Charlie Hebdo's editor defended his magazine's decision to publish the cartoons
Security is being stepped up at some of France's embassies after a French satirical magazine published obscene cartoons of the Prophet Muhammad, reports the BBC.
Foreign Minister Laurent Fabius said he was "concerned" after the issue of Charlie Hebdo appeared on news-stands.
French embassies, consulates, cultural centres and international French schools in some 20 countries will be closed on Friday as a precaution.
Riot police have been deployed around the magazine's offices in Paris.
The magazine has confirmed that its website has been attacked. It was not accessible as of Wednesday morning.
Its paper edition features caricatures which play on both the uproar in the Islamic world over an amateur video which mocks Islam and the row over the publication in France of topless photos of the Duchess of Cambridge.
A central tenet of Islam bans the portrayal of its founder, the Prophet Muhammad.
Some 30 people have died in violent protests which erupted early last week over the Innocence of Muslims video, which was made in the United States.
The dead include the US ambassador to Libya, Christopher Stevens, and three other Americans, who died in Benghazi. US and other Western embassies have come under attack in mainly Muslim countries.
Friday's closures relate to possible protests following weekly Muslim prayers.
While no list of countries affected was immediately available, the embassy in Jakarta announced on its website that it would close on Friday.
French schools in Tunisia were due to close from Wednesday afternoon until Monday morning.
A statement about the cartoons on the French foreign ministry's website quotes Prime Minister Jean-Marc Ayrault as saying "freedom of expression is one of [France's] fundamental principles", as are secularism and respect for religious convictions.
"And this is why, in the current context, the prime minister would like to express his disapproval of any excesses," the statement adds.
Muslim leaders urged calm in France, which has the EU's largest Muslim community - about 10% of the population.
"This is a disgraceful and hateful, useless and stupid provocation," Dalil Boubakeur, rector of the Paris Grand Mosque, told the Associated Press news agency.
"We are not like animals of Pavlov to react at each insult," he added, referring to the Russian physiologist who pioneered research into conditioning.
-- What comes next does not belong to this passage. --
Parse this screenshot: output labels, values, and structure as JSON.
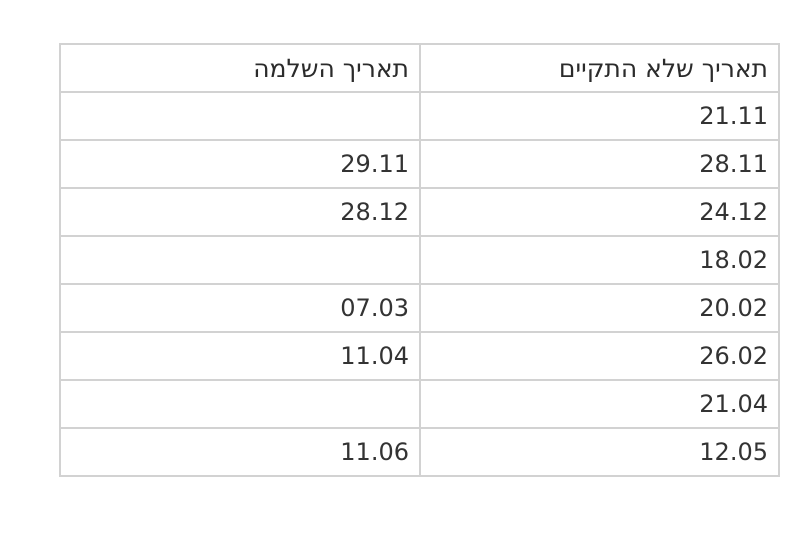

Boubakeur and other Muslim representatives are due to meet French Interior Minister Manuel Valls on Wednesday, French TV channel TF1 reports.
Charlie Hebdo, known in France for its scatological cartoons, has caricatured other religious figures in the past, including a "Pope special" in 2008 which resulted in an unsuccessful court action accusing the magazine of inciting hate.
One of the milder cartoons in Wednesday's edition, the cover image, shows an Orthodox Jew pushing a turbaned figure in a wheelchair, with the caption "You mustn't mock".
Among the explicit cartoons inside, one clearly parodies the topless photos of the Duchess of Cambridge which appeared in Closer magazine, and resulted in an injunction on Tuesday.
Magazine editor Stephane "Charb" Charbonnier said the images inside would "shock those who will want to be shocked".
"The freedom of the press, is that a provocation?" he asked.
"I'm not asking strict Muslims to read Charlie Hebdo, just like I wouldn't go to a mosque to listen to speeches that go against everything I believe."
In November, the magazine's offices in Paris were gutted by a petrol bomb attack after it named the Prophet Muhammad as its "editor-in-chief" for an issue.
During the protests against the Innocence of Muslims, a crudely produced film trailer made in the US, French police arrested some 150 people at an unapproved rally near the US embassy in Paris.